Senhor de Chimpanzé, de Júlio Verne, é
uma opereta um pouco pateta mas mais profunda do que parece. Já falei dela aqui, e o ponto que
interessa é, claro, o da interacção profunda entre humanos e animais. Na peça
de Verne, um homem disfarça-se de macaco para conquistar os favores da filha do
director do museu zoológico de Amesterdão e, previsivelmente, instala-se a
confusão entre o que é símio e o que o não é.
Consul Peter, 1909
|
Com Kafka as coisas são mais sérias,
óbvio.

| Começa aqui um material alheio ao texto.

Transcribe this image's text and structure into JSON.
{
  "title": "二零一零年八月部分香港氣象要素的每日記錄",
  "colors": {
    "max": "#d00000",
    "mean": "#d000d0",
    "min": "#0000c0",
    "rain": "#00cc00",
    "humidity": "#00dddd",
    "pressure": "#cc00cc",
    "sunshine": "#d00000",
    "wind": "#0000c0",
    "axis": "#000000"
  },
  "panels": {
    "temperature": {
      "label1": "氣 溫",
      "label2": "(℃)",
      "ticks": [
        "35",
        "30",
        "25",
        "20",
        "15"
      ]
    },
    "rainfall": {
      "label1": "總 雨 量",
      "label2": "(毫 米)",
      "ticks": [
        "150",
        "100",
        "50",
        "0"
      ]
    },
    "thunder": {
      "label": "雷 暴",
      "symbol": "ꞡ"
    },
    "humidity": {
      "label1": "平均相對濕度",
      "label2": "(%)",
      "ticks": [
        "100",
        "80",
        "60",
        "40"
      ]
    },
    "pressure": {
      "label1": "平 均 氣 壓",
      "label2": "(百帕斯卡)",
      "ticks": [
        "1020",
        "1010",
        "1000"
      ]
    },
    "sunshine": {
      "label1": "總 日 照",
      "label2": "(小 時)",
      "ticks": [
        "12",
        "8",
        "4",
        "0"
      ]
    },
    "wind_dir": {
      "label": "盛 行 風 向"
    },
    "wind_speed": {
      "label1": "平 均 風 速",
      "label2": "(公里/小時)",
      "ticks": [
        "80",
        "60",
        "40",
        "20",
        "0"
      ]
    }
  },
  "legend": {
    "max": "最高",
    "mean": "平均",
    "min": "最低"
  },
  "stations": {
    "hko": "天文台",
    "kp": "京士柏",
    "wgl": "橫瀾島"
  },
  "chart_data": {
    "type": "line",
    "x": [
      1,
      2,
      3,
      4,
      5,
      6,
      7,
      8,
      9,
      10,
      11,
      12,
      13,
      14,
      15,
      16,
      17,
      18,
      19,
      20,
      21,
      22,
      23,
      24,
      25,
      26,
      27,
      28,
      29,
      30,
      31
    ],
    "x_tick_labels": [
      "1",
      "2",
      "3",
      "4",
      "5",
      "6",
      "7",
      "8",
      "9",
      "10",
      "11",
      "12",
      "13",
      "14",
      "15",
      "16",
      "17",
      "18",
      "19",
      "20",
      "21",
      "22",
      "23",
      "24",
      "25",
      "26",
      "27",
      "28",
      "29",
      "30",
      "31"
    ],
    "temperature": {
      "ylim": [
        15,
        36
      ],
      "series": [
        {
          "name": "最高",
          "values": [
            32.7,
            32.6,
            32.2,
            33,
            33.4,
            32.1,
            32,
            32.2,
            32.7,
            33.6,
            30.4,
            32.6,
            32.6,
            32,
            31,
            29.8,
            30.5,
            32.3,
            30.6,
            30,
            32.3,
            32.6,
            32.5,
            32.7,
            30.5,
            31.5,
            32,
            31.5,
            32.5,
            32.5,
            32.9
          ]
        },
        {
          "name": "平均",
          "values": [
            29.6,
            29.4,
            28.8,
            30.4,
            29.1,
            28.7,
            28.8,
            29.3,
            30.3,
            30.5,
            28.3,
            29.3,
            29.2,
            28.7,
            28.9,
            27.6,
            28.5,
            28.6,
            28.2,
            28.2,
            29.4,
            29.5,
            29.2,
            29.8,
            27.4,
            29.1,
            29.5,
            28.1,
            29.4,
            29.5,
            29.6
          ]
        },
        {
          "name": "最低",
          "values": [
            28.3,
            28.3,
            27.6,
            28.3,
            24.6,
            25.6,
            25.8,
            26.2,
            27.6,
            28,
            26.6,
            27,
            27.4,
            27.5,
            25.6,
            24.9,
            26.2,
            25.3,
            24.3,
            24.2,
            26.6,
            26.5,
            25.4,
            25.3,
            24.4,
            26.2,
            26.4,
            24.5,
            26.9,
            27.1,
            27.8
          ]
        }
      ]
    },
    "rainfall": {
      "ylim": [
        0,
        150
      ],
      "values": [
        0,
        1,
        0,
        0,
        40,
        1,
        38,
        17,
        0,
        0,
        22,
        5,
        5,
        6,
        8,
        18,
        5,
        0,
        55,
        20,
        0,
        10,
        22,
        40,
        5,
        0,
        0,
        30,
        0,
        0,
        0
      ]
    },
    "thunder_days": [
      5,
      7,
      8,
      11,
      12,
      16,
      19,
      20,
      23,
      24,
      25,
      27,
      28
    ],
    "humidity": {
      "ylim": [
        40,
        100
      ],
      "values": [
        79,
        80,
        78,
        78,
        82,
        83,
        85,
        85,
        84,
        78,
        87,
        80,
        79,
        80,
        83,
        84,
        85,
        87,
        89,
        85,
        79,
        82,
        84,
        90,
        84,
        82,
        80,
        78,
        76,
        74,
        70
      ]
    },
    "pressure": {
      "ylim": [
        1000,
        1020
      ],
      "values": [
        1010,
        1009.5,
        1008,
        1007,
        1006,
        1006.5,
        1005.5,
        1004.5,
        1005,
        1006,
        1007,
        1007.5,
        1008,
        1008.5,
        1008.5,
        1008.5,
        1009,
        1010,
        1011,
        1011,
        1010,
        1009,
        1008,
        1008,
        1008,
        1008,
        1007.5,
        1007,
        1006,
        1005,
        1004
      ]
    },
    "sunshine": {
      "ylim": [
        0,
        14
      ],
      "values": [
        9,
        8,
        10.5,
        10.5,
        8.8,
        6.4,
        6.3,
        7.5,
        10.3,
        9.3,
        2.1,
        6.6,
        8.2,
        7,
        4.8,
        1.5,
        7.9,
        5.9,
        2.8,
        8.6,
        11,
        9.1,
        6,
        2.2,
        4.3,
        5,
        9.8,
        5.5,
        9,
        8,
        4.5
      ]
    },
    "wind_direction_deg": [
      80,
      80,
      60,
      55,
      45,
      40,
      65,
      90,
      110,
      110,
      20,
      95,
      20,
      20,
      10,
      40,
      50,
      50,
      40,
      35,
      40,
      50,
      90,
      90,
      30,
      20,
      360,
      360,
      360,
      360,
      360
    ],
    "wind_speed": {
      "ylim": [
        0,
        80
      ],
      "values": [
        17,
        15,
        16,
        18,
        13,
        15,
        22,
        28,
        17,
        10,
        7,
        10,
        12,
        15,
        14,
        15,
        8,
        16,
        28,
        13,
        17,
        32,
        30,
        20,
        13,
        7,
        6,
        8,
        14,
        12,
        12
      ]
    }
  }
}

Todos conhecem a metamorfose de um ser humano e insecto, mas é menos sabido
que Kafka escreveu um conto intitulado «Um Relatório para a Academia», em que
um ex-macaco, entretanto evoluído para doutor, apresenta uma sábia comunicação
universitária sobre a sua vida pretérita como mono. A sombra de Darwin parece
evidente. Menos evidente é saber se Kafka se terá inspirado num macaco de feira
para criar o seu chimpanzé, de nome Pedro Vermelho. Um artigo recente do TLS
dedica-se a esmiuçar esta temática, sem chegar a grandes conclusões. Ainda
assim, fala-se abundantemente de um chimpanzé, Consul Peter,
a quem vestiram de humano (uma crueldade…) e que fez vários tours pela Europa, incluindo Praga. E não
é descabido pensar, dizem muitos, que este foi o inspirador de Kafka.
Pierre Brassau, 1964
|
Termina-se com outra história de outro
macaco Peter. «Pierre Brassau», assim se chamava o chimpanzé que, em 1964, serviu
para uma deliciosa partida de um jornalista de um tabloide sueco. O jornalista
convenceu o dono do macaco a dar-lhe tintas e pincéis, o bicho lá sarapintou a
tela e os seus quadros foram exibidos – e aplaudidos – como arte da maior
vanguarda. Um crítico afirmou, julgando tratar-se de um artista humano, que aquelas
pinturas revelavam um autor que «pintava com a delicadeza de um dançarino de
ballet». Uma brincadeira um pouco parva, talvez, mas ilustrativa dos nossos
preconceitos. Aqui fica ela, em dia de Carnaval.